KFF’s analysis further found that “the percent of White people who have received at least one COVID-19 vaccine dose (48 percent) was roughly 1.3 times higher than the rate for Black people (36 percent) and 1.2 times higher than the rate for Hispanic people (41 percent)” as of mid-July.”

It’s true that Republicans are less likely to say they want the vaccine than Democrats. But looking just at Republicans, the vast majority, 63 percent, say they have been or will get vaccinated. Just 20 percent, according to a Public Religion Research Institute survey from June, said they flat out refuse.

As for the “QAnon” factor, that supposedly half of Republicans who don’t want a shot are believers in an elaborate conspiracy involving the devil, Democrats, and pedophilia (i.e. a standard stay at Jeffrey Epstein’s private island), again, it’s unclear where Fernand Armani exhumed that factoid.

One PRRI survey said that a fifth of Republicans “generally agree with QAnon theories.” (More properly understood, those Republicans “generally agree” that they have a visceral hatred of Democrats and are willing to say they believe the worst things about them, kind of like how Democrats believed Trump to be a racist Russian puppet.) Among those who were placed as “generally agreeable to QAnon theories,” fewer than 40 percent were identified as a “vaccine refuser.” Doing some quick math on the back of a napkin, that amounts to approximately — well, it’s not half of the Republican Party. It’s not even half of the Republicans who believe in QAnon.

Is Amandi an idiot? The profile is becoming very clear.

Admittedly, it’s also true that men are slightly less likely to have been vaccinated than women, but it’s not a striking difference.

The CDC reports that for people who have received at least one dose of the vaccine, 52.8 percent are women and 47.2 percent are men.
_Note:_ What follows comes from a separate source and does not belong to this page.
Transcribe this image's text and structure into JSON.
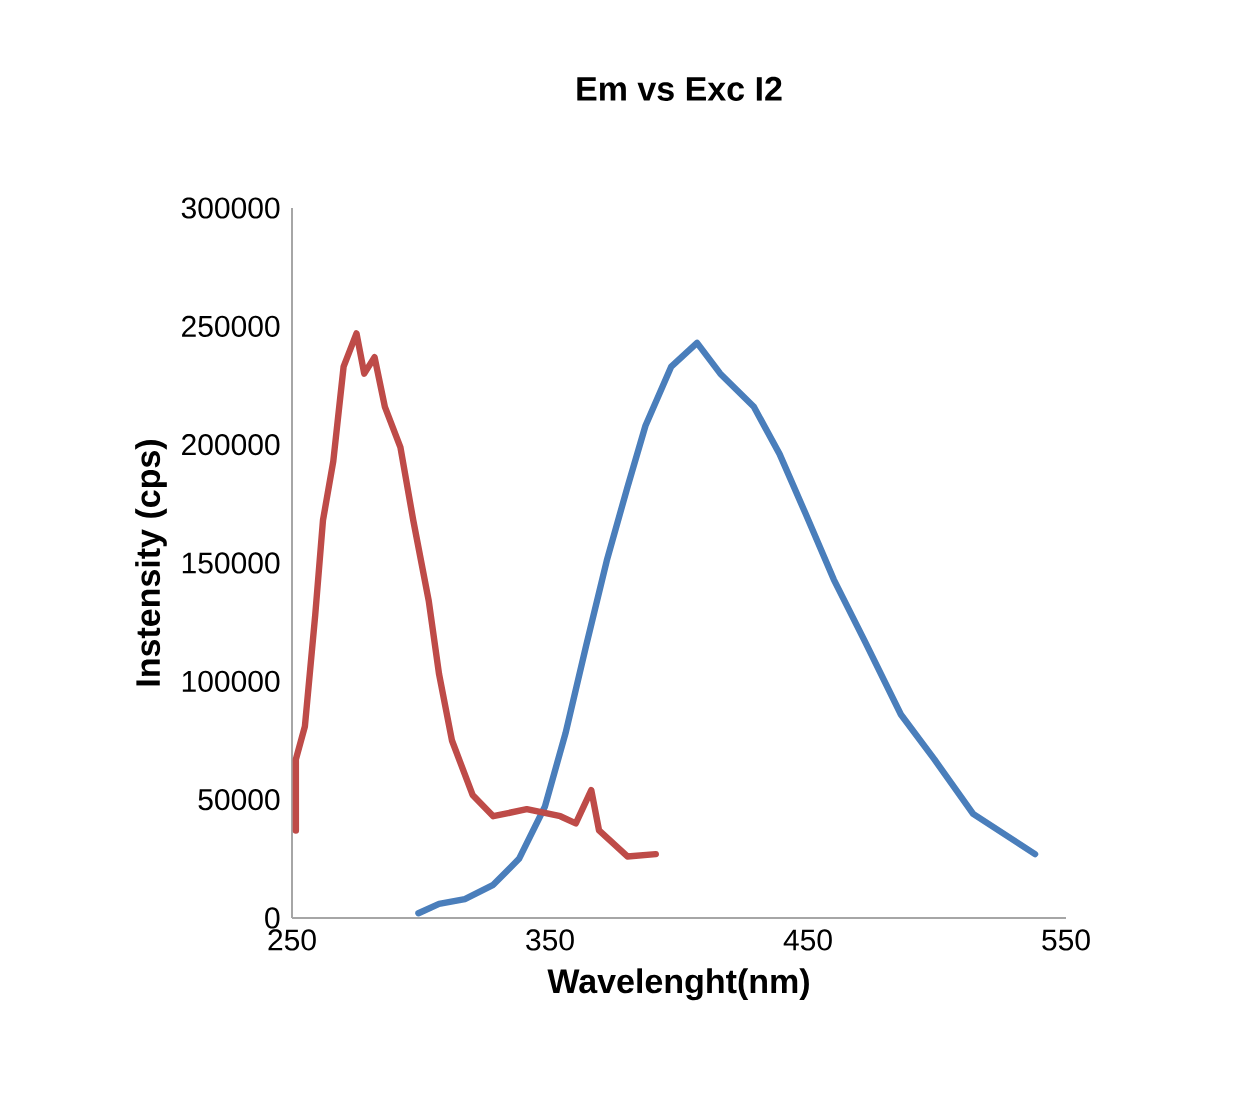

There also happen to be slightly more women in the U.S. than men, so it’s not the most revealing fact about vaccination rates.

In short, the myth perpetuated by people like Amandi, that white Republicans are the sole vectors of disease gleefully shunning vaccines, is just that — a myth. And that’s how you know that people like Amandi don’t care about the unvaccinated. They lie. They care about politics.